Of course, what we didn’t know a few month ago at the time of the roundtable would be the devastating social and economic fallout from the COVID-19 pandemic. The crisis has highlighted even more the importance of local expertise, as lawyers guide their clients through such vital measures as government loan programmes, payroll subsidy schemes and changes in insolvency laws on one hand, and complex credit agreement covenants and sensitive debtor/creditor discussions on the other.
One size doesn’t fit all in the more globalised transactional finance world. Our panellists wholeheartedly agreed then that convergence has to be “lawyered” competently (and seamlessly) by teams of legal professionals that are adept across markets, products and jurisdictions, delivering quality work. It’s clear now that these teams are best placed to lead clients through the deal lifecycle and to also guide them through any economic, social or other unexpected macro shocks that may arise down the line.

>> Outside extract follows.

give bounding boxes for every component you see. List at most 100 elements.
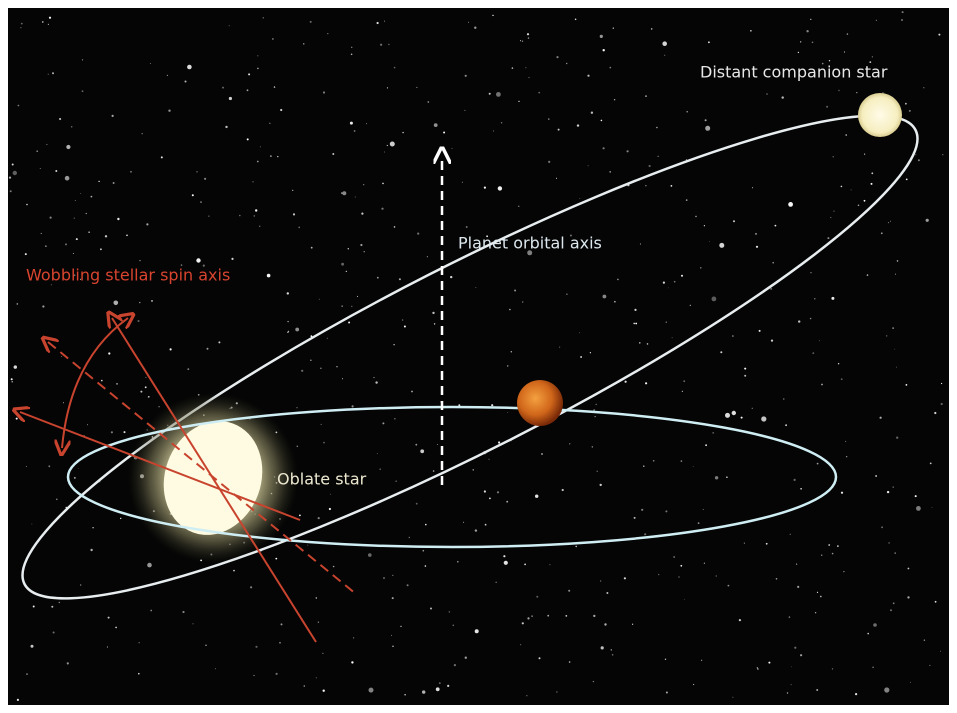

Of course, no discussion relating to the law would be complete without touching on the thorny issue of professional fees. There was a much welcomed diversity of opinion on this issue, including on the potential role legal technology could play in driving efficiency (with some more unconvinced than others!). Many panellists reiterated that the quality of work remained the overriding concern, particularly on more complicated acquisition financings, and that teams ought to be structured appropriately to manage that deal complexity.